The Kansas City Board of Police Commissioners on Friday sued Mayor Quinton Lucas and the city council, seeking to quickly put a stop to Lucas’s new police budget plan that the board says is a violation of state law and could harm police operations.
The board voted 4-1, with Lucas the only no vote, to pursue the legal action, then filed suit in Jackson County Circuit Court about an hour later. The lawsuit says that Lucas, city council, and City Manager Brian Platt “defaulted on their duties” when they pushed through the plan in a few hours last week.
According to the lawsuit, the change in budgeting is a violation of state law because the board, which is appointed by the Missouri governor, has the sole authority to oversee the department. Moving funds around also puts the police department’s operations in danger, the suit said.
By reallocating about $42 million, or one-fifth of the entire budget, to have the mayor and council have a say in how it is spent will “cause irreparable harm to the operations of the police department and to the Board’s exclusive management and control of the police department’s budget,” the lawsuit says.
A clearly angry Lucas met with reporters outside KCPD headquarters at noon. He said the courts will recognize that a system that diminishes any local control is not “constitutionally appropriate."
He also lashed out at people who say the police budget should not be touched – and perhaps even increased – because of the city’s high homicide and violent crime rates.

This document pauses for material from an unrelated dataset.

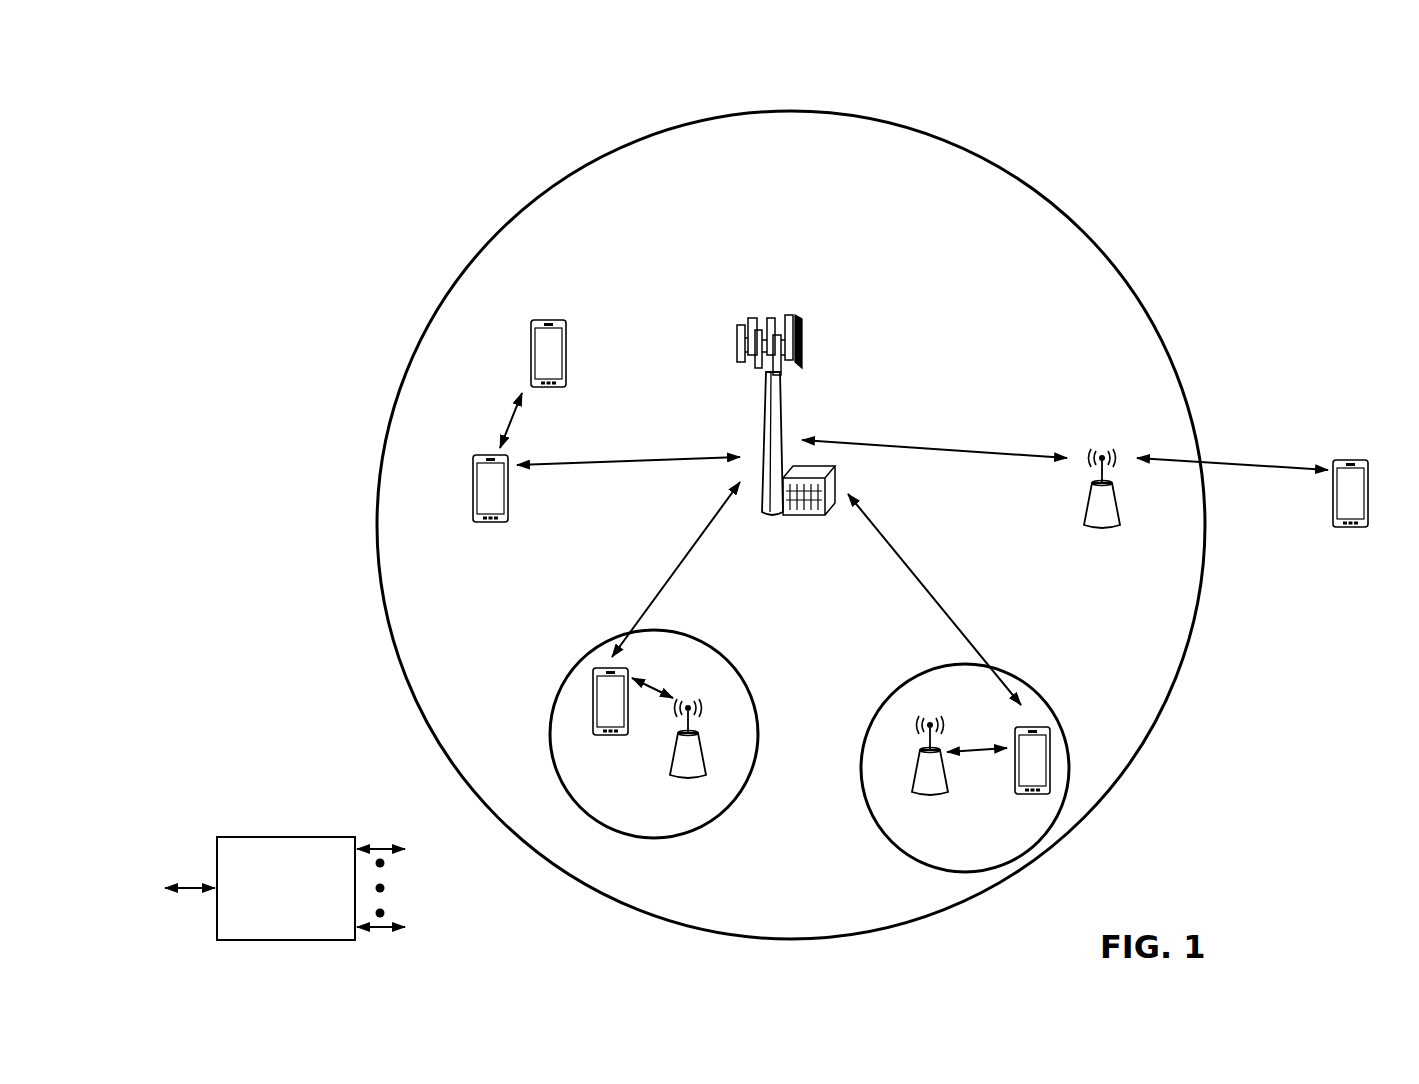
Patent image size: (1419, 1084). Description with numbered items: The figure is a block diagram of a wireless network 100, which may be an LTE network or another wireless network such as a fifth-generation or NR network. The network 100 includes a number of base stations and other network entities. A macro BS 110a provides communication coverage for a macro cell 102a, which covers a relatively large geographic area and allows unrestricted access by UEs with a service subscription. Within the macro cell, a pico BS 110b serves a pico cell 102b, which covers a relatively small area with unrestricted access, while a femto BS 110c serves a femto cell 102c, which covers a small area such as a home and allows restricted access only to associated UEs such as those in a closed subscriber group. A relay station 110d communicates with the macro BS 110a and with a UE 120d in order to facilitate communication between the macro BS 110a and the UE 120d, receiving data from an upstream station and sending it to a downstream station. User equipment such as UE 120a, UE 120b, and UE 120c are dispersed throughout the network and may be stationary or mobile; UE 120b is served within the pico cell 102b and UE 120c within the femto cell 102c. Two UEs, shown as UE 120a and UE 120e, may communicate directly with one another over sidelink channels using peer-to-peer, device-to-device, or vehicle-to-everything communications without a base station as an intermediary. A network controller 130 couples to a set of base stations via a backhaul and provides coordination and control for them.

“There are some people that are arguing that Kansas City is a city in crisis. They ain't from Kansas City," Lucas said. “I grew up with a city in crisis. I'm a young man who grew up with bullets flying around my house. People getting murdered down the street. You going to try to look us in the eye and tell us there was a new crisis this week? This is craziness.”
The board’s legal filings Friday seek a temporary restraining order, followed by a permanent order, that would block Lucas’s plan from going into effect.
Since 1939, KCPD has been overseen by a five-member Board of Police Commissioners, made up of the mayor and four gubernatorial appointees.
Lucas created the plan through two ordinances. The first ordinance takes $44 million from the police budget of about $240 million and reallocates it to what the city is calling the “community services and prevention fund,” for community engagement, outreach, prevention, intervention, and other public services. Platt and the police commission would negotiate how to spend that money.
The second ordinance earmarks an additional $3 million for a new police academy class.
While Lucas has denied that the plan is about “defunding the police,” that line has become a rallying cry from his critics. Thursday night, some 500 people packed into a town hall meeting in the Northland to decry the mayor’s action as a betrayal of them and the police.